Once leaving the cafe we took another 30 minute trek over to one of the markets. It was a large mix of food, cleaning supplies, cloths, and crafts. We did not stop long to look, but merely made a trip through. I think we walked more quickly then we might have on any other day because of the mud and relentless rain. After walking for nearly 4 hours our feet were all soaked in mud. Just a few days after our class on cholera, worms, and parasites- we felt the need to not let our feet marinate just yet. We will go back though, and I cannot wait to see what we can find tucked away in the markets. 

Walking through the streets we were able to get a glimpse at life here. I really don’t know how to tell you all the things going through our head. Some would instantly say that it is so impoverished.  Yes, this is definitely true to our standards. There is trash standing everywhere, standing water appears contaminated, buildings are abandoned half built, people are living in shacks, and there are dogs and vultures littered about. But, if you look closer, they seem so rich and the streets so alive. Rich with culture, rich with love for their country, and rich with love for one another. Every woman has a baby strapped to her back, something balancing on her head, and is working hard in order to make a way for her family. Yes, there is trash, there is mud, and there are many diseases killing people for lack of clean water. There is heartache and there is crime, but there is also a sense of hope for what is to come. I honestly cannot put it all into words, but Conakry has a beautiful story to tell, and it has already found a special place in my heart. 

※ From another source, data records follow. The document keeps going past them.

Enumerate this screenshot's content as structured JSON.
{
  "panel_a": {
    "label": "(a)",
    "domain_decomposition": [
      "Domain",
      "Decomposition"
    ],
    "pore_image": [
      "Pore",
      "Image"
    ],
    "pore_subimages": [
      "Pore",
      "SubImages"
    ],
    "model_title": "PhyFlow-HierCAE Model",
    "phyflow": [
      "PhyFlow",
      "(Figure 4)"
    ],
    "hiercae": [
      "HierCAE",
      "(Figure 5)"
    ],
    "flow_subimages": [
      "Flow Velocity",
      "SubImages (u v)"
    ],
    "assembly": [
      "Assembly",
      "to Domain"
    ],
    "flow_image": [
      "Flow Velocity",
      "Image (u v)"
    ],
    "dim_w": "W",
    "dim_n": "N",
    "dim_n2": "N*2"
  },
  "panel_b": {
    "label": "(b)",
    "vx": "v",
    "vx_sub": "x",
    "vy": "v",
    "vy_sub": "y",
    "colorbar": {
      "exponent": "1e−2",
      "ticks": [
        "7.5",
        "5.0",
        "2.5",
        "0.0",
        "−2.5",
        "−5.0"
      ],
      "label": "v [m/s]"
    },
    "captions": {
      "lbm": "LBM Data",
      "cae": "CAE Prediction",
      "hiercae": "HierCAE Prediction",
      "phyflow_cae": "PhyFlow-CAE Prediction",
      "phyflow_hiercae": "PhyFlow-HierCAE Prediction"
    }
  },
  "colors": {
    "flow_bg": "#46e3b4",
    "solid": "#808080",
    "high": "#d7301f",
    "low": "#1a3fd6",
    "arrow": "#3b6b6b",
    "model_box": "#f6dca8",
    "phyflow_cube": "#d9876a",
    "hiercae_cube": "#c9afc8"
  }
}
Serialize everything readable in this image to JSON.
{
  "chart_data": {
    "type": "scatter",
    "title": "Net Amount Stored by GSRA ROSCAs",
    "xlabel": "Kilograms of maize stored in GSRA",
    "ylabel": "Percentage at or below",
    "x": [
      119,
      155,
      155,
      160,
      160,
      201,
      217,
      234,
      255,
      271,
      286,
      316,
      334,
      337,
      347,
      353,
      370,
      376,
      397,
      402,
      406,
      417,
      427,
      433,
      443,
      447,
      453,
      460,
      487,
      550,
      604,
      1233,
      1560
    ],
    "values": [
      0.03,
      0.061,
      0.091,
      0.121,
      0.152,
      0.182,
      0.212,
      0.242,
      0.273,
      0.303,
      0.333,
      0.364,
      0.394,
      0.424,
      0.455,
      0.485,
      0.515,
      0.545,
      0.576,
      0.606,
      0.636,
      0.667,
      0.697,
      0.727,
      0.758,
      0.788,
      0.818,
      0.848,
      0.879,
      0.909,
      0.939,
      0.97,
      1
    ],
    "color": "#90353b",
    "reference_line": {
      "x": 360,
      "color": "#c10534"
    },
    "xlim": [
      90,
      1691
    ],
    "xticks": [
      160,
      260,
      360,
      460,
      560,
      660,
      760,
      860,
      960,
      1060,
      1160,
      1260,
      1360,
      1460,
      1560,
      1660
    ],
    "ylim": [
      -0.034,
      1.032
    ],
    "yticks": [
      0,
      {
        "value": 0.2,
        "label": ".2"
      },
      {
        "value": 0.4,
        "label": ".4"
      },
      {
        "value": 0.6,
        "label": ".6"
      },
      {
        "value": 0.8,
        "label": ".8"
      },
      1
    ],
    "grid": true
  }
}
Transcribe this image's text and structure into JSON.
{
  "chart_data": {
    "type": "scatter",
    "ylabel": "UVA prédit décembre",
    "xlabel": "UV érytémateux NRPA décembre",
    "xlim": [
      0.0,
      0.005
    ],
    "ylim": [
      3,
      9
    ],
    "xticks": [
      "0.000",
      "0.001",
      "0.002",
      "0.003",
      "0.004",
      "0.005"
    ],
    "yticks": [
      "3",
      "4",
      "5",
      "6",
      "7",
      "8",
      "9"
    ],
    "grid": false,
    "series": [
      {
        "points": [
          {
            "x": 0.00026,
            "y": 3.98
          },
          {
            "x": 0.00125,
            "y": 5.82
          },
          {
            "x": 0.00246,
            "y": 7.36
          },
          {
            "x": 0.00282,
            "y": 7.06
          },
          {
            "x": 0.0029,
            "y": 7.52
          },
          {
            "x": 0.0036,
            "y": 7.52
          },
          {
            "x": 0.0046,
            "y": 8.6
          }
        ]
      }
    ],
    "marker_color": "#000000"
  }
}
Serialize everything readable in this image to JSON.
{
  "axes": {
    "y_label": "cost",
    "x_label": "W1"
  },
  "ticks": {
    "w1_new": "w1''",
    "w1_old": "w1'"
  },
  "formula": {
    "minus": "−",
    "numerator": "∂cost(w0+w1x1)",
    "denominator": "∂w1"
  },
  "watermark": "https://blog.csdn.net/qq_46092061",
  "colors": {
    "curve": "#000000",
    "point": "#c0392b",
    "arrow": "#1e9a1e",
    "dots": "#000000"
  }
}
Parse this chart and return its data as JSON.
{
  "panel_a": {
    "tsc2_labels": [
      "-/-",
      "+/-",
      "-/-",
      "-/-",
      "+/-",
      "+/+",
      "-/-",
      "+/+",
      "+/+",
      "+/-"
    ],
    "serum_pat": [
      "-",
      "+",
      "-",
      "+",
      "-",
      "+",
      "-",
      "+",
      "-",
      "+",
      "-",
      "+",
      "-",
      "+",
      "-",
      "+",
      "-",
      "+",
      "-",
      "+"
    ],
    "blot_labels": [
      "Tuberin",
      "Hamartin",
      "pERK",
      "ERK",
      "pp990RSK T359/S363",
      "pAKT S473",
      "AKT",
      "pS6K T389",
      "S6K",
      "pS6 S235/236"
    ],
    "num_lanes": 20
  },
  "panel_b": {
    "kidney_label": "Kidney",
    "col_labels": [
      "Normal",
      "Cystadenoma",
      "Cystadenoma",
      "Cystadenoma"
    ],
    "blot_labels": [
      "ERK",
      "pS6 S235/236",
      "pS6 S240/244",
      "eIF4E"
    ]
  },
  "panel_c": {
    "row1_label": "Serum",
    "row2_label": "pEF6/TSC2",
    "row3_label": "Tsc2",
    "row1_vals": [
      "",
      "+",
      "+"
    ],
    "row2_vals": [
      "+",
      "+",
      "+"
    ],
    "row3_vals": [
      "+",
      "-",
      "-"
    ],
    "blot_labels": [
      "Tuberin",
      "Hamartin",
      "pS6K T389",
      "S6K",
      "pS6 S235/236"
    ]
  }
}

Tonight we are making 1800 peanut butter sandwiches to take to the screening tomorrow. They are handing out bread and water throughout the night to those who have been waiting in line since Sunday afternoon for a chance to be seen. These people waiting in long lines come full of hope. Hope that their life can be changed by this group of westerners on a big white ship. Hope that they will then be reaccepted into society. Hope that their family will care for them once again, and hope that their children will not grow up as outcasts. For some, this is the last time they will have this hope before their illness takes their life. We will see people who are literally suffocating from their tumors. We will see babies who are dying from malnutrition due to a cleft lip and palate. We will see kids with leg deformities, scars from burns, things we would never dream of seeing in the United States.  As shocking as this will be to so many of us, the worst part is that we will not be able to help them all. We will take the infants into our feeding programs, attempt to get them to a safe weight for surgery- but there are no guarantees. We will agree to treat all that we can with these suffocating tumors, but since there is no place for chemotherapy or radiation here in Guinea, we will not be able to treat those determined to be cancerous. Instead we will match them up with our palliative care team, and treat them with dignity and respect, caring for them in their last days. So we need prayers. Prayers that we can help many tomorrow, prayers to stay strong ourselves while seeing such devastating conditions, and prayers to keep us safe.  Through all of this emotional overload, we should not forget to give praise that we have been given this amazing opportunity. To love and serve those who have been forgotten by so many others. I hope to post next with details from our screening.